The following numbers are obviously not perfect squares. Give reason.
(i) 1057
(ii) 23453
(iii) 7928
(iv) 222222
(v) 64000
(vi) 89722
(vii) 222000
(viii) 505050

Solution:
A number which ends with 2, 3, 7 or 8 cannot be a perfect square. Again, a number which ends with odd number of zero(s) cannot be a perfect square.
(i) Since the number 1057 ends with 7, so it cannot be a perfect square.
(ii) Since the number 23453 ends with 3, so it cannot be a perfect square.
(iii) Since the number 7928 ends with 8, so it cannot be a perfect square.
(iv) Since the number 222222 ends with 2, so it cannot be a perfect square.
(v) Since the number 64000 ends with an odd number of zeros, so it cannot be a perfect square.
(vi) Since the number 89722 ends with 2, so it cannot be a perfect square.
(vii) Since the number 222000 ends with an odd number of zeros, so it cannot be a perfect square.
(viii) Since the number 505050 ends with an odd number of zeros, so it cannot be a perfect square.

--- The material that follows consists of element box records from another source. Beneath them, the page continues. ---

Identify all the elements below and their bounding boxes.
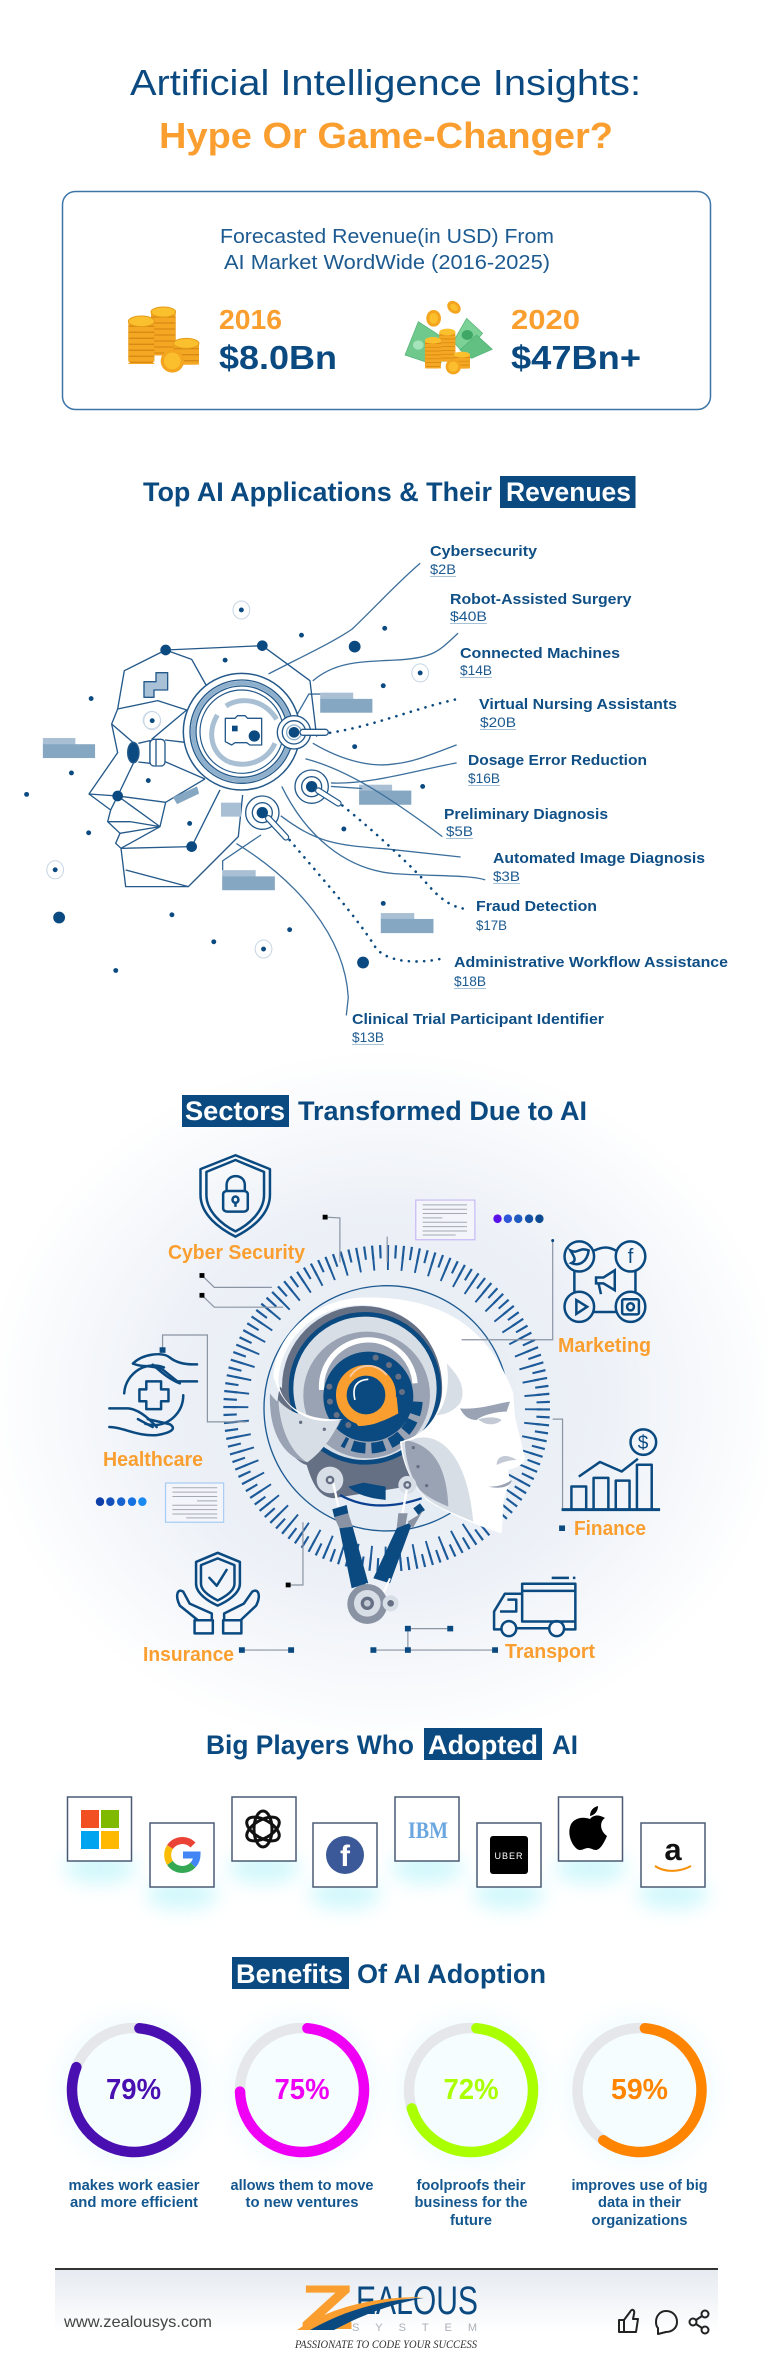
caption: future [450, 2212, 492, 2229]
text: 2016 figure: 2016 [219, 304, 282, 335]
heading: benefits: Of AI Adoption [357, 1959, 546, 1989]
logo: Microsoft [68, 1797, 132, 1861]
text: 2020 figure: 2020 [511, 304, 580, 335]
logo: Zealous System: EALOUS [356, 2279, 478, 2323]
caption: organizations [592, 2212, 688, 2229]
logo: Amazon: a [664, 1832, 682, 1867]
label: Marketing: Marketing [558, 1335, 651, 1357]
chart: benefit 72% [391, 2010, 551, 2229]
icon: polygon robot head [89, 640, 338, 887]
label: Cybersecurity $2B: Cybersecurity [430, 543, 538, 560]
heading: top AI applications: Top AI Applications & Their [143, 477, 492, 507]
label: Transport: Transport [505, 1641, 595, 1663]
icon: finance chart: $ [638, 1433, 649, 1454]
caption: data in their [598, 2194, 681, 2211]
title: Artificial Intelligence Insights: [130, 62, 641, 103]
website url: www.zealousys.com [63, 2314, 212, 2331]
caption [414, 2177, 528, 2229]
logo: IBM [395, 1797, 459, 1861]
label: Administrative Workflow Assistance $18B: $18B [454, 973, 486, 989]
logo: IBM: IBM [408, 1818, 448, 1843]
icon: marketing social network [565, 1241, 645, 1322]
logo: Zealous System: PASSIONATE TO CODE YOUR SUCCESS [294, 2339, 477, 2351]
label: Cyber Security: Cyber Security [168, 1242, 306, 1264]
title [130, 62, 641, 156]
label: Dosage Error Reduction $16B: Dosage Error Reduction [468, 752, 647, 769]
label: Robot-Assisted Surgery $40B: Robot-Assisted Surgery [450, 591, 632, 608]
chart: benefit 75%: 75% [274, 2074, 330, 2106]
background glow: sectors [0, 1050, 768, 1750]
heading: sectors transformed: Sectors [185, 1096, 285, 1126]
heading: big players: Big Players Who [206, 1730, 414, 1760]
chart: benefit 59%: 59% [611, 2074, 668, 2106]
label: Robot-Assisted Surgery $40B: $40B [450, 608, 487, 624]
label: Virtual Nursing Assistants $20B [479, 696, 677, 730]
heading: benefits [232, 1957, 546, 1989]
caption [68, 2177, 200, 2211]
icon: comment bubble [656, 2311, 677, 2334]
logo: OpenAI [232, 1797, 296, 1861]
caption [572, 2177, 708, 2229]
caption: foolproofs their [416, 2177, 526, 2194]
label: Automated Image Diagnosis $3B [493, 850, 705, 884]
label: Virtual Nursing Assistants $20B: $20B [480, 714, 516, 730]
label: Connected Machines $14B [460, 645, 620, 678]
decorative document cards and dots [96, 1200, 544, 1522]
title: Hype Or Game-Changer? [159, 115, 613, 156]
label: Administrative Workflow Assistance $18B: Administrative Workflow Assistance [454, 954, 728, 971]
icon: coin stacks [128, 307, 199, 373]
heading: top AI applications: Revenues [506, 477, 631, 507]
logo: Zealous System: SYSTEM [352, 2322, 477, 2334]
icon: transport truck [494, 1578, 575, 1636]
label: Virtual Nursing Assistants $20B: Virtual Nursing Assistants [479, 696, 677, 713]
icon: cyber security shield [200, 1155, 270, 1237]
text: 2016 figure [219, 304, 337, 376]
heading: big players: Adopted [428, 1730, 538, 1760]
panel subtitle [220, 226, 554, 274]
icon: finance chart [562, 1429, 660, 1510]
panel: forecasted revenue [62, 192, 710, 410]
heading: big players: AI [552, 1730, 578, 1760]
chart: benefit 59% [560, 2010, 720, 2229]
label: Fraud Detection $17B: $17B [476, 917, 507, 933]
label: Clinical Trial Participant Identifier $13B: Clinical Trial Participant Identifier [352, 1011, 604, 1028]
label: Connected Machines $14B: $14B [460, 662, 492, 678]
logo: Facebook: f [340, 1840, 351, 1873]
label: Dosage Error Reduction $16B: $16B [468, 770, 500, 786]
text: 2020 figure [511, 304, 641, 376]
logo: Facebook [313, 1823, 377, 1887]
label: Fraud Detection $17B [476, 898, 597, 933]
label: Connected Machines $14B: Connected Machines [460, 645, 620, 662]
logo: Uber: UBER [494, 1851, 524, 1861]
logo: Amazon [641, 1823, 705, 1887]
caption: improves use of big [572, 2177, 708, 2194]
logo: Zealous System [294, 2273, 478, 2351]
caption: makes work easier [68, 2177, 200, 2194]
label: Clinical Trial Participant Identifier $13B: $13B [352, 1029, 384, 1045]
label: Robot-Assisted Surgery $40B [450, 591, 632, 624]
logo: Zealous System: Z [300, 2273, 354, 2343]
icon: money and coins [405, 298, 492, 374]
label: Preliminary Diagnosis $5B: $5B [446, 823, 473, 839]
logo: Apple [558, 1797, 622, 1861]
label: Clinical Trial Participant Identifier $13B [352, 1011, 604, 1045]
footer [55, 2268, 718, 2351]
chart: AI head with application revenues [24, 543, 728, 1045]
text: 2020 figure: $47Bn+ [511, 339, 641, 376]
heading: top AI applications [143, 476, 636, 508]
label: Cybersecurity $2B [430, 543, 538, 577]
icon: healthcare hands and cross [109, 1354, 197, 1435]
icon: thumbs up [619, 2310, 638, 2332]
heading: sectors transformed [182, 1095, 587, 1127]
heading: big players [206, 1728, 578, 1760]
label: Cybersecurity $2B: $2B [430, 561, 456, 577]
chart: benefit 75% [222, 2010, 382, 2211]
icon: share [690, 2310, 708, 2334]
label: Preliminary Diagnosis $5B: Preliminary Diagnosis [444, 806, 608, 823]
heading: benefits: Benefits [236, 1959, 343, 1989]
caption: and more efficient [70, 2194, 198, 2211]
caption [230, 2177, 374, 2211]
label: Dosage Error Reduction $16B [468, 752, 647, 786]
heading: sectors transformed: Transformed Due to AI [298, 1096, 587, 1126]
label: Fraud Detection $17B: Fraud Detection [476, 898, 597, 915]
logo: Google [150, 1823, 214, 1887]
icon: insurance shield and hands [177, 1553, 259, 1633]
caption: to new ventures [246, 2194, 358, 2211]
connector lines and scatter dots [24, 563, 485, 1015]
chart: benefit 72%: 72% [444, 2074, 499, 2106]
logo grid: big players [64, 1797, 709, 1910]
diagram: sectors transformed due to AI [96, 1155, 660, 1666]
chart: benefit 79%: 79% [106, 2074, 161, 2106]
text: 2016 figure: $8.0Bn [219, 339, 337, 376]
caption: allows them to move [230, 2177, 374, 2194]
label: Insurance: Insurance [143, 1644, 234, 1666]
connector lines and nodes [160, 1215, 565, 1653]
label: Finance: Finance [574, 1518, 646, 1540]
panel subtitle: AI Market WordWide (2016-2025) [224, 252, 550, 274]
label: Administrative Workflow Assistance $18B [454, 954, 728, 989]
label: Preliminary Diagnosis $5B [444, 806, 608, 839]
robot head with tick ring [230, 1252, 543, 1624]
chart: benefit 79% [54, 2010, 214, 2211]
caption: business for the [414, 2194, 528, 2211]
label: Automated Image Diagnosis $3B: $3B [493, 868, 520, 884]
label: Healthcare: Healthcare [103, 1449, 203, 1471]
panel subtitle: Forecasted Revenue(in USD) From [220, 226, 554, 248]
label: Automated Image Diagnosis $3B: Automated Image Diagnosis [493, 850, 705, 867]
icon: marketing social network: f [628, 1246, 634, 1268]
logo: Uber [477, 1823, 541, 1887]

Ex 6.1 Class 8 Maths Question 3.

The squares of which of the following would be odd numbers?
(i) 431
(ii) 2826
(iii) 7779
(iv) 82004

Solution:
(i) The number 431 is an odd number, so its square would be odd.
(ii) The number 2826 is an even number, so its square would be even.
(iii) The number 7779 is an odd number, so its square would be odd.
(iv) The number 82004 is an even number, so its square would be even.
Hence, the squares of the numbers 431 and 7779 would be odd numbers.

Ex 6.1 Class 8 Maths Question 4.

Observe the following pattern and find the missing digits:
                              11² = 121
                            101² = 10201
                          1001² = 1002001
                      100001² = 1 ………….. 2 ……….. 1
                  10000001² = ………………..

Solution:
The missing digits are as follows:
100001² = 10000200001
10000001² = 100000020000001

Ex 6.1 Class 8 Maths Question 5.

Observe the following pattern and supply the missing numbers:
                                    11² = 121
                                  101² = 10201
                              10101² = 102030201
                          1010101² = ………..
                        ……………. ² = 10203040504030201

Solution:
The missing numbers are as follows:
1010101² = 1020304030201
101010101² = 10203040504030201

Ex 6.1 Class 8 Maths Question 6.

Using the given pattern, find the missing numbers.
1² + 2² + 2² = 3²
2²+ 3² + 6² = 7²
3² + 4² + 12² = 13²
4² + 5² + ____² = 21²
5²+ ____² + 30² = 31²
6² + 7² + ____² = ____²

Solution:
The missing numbers are as follows:
4² + 5² + 20² = 21²
5² + 6² + 30² = 31²
6² + 7² + 42² = 43²

Ex 6.1 Class 8 Maths Question 7.

Without adding, find the sum.
(i) 1 + 3 + 5 + 7 + 9
(ii) 1 + 3 + 5 + 7 + 9 + 11 + 13 + 15 + 17 + 19
(iii) 1 + 3 + 5 + 7 + 9 + 11 + 13 + 15 + 17 + 19 + 21 + 23

Solution:
(i) 1 + 3 + 5 + 7 + 9 = Sum of first 5 odd numbers
                                  = 5² = 25
(ii) 1 + 3 + 5 + 7 + 9 + 11 + 13 + 15 + 17 + 19
                                  = Sum of first 10 odd numbers
                                  = 10² = 100
(iii) 1 + 3 + 5 + 7 + 9 + 11 + 13 + 15 + 17 + 19 + 21 + 23
                                  = Sum of first 12 odd numbers
                                  = 12² = 144

Ex 6.1 Class 8 Maths Question 8.

(i) Express 49 as the sum of 7 odd numbers.
(ii) Express 121 as the sum of 11 odd numbers.

Solution:
(i) 49 = 7² = 1 + 3 + 5 + 7 + 9 + 11 + 13
(ii) 121 = 11² = 1 + 3 + 5 + 7 + 9 + 11 + 13 + 15 + 17 + 19 + 21

Ex 6.1 Class 8 Maths Question 9.

How many numbers lie between squares of the following numbers?
(i) 12 and 13
(ii) 25 and 26
(iii) 99 and 100

Solution:

We know that there are 2n numbers lie between n² and (n + 1)².
(i) Therefore, between 12² and 13², there are 24 (i.e., 2 × 12) numbers.
(ii) Therefore, between 25² and 26², there are 50 (i.e., 2 × 25) numbers.
(iii) Therefore, between 99² and 100², there are 198 (i.e., 99 × 2) numbers.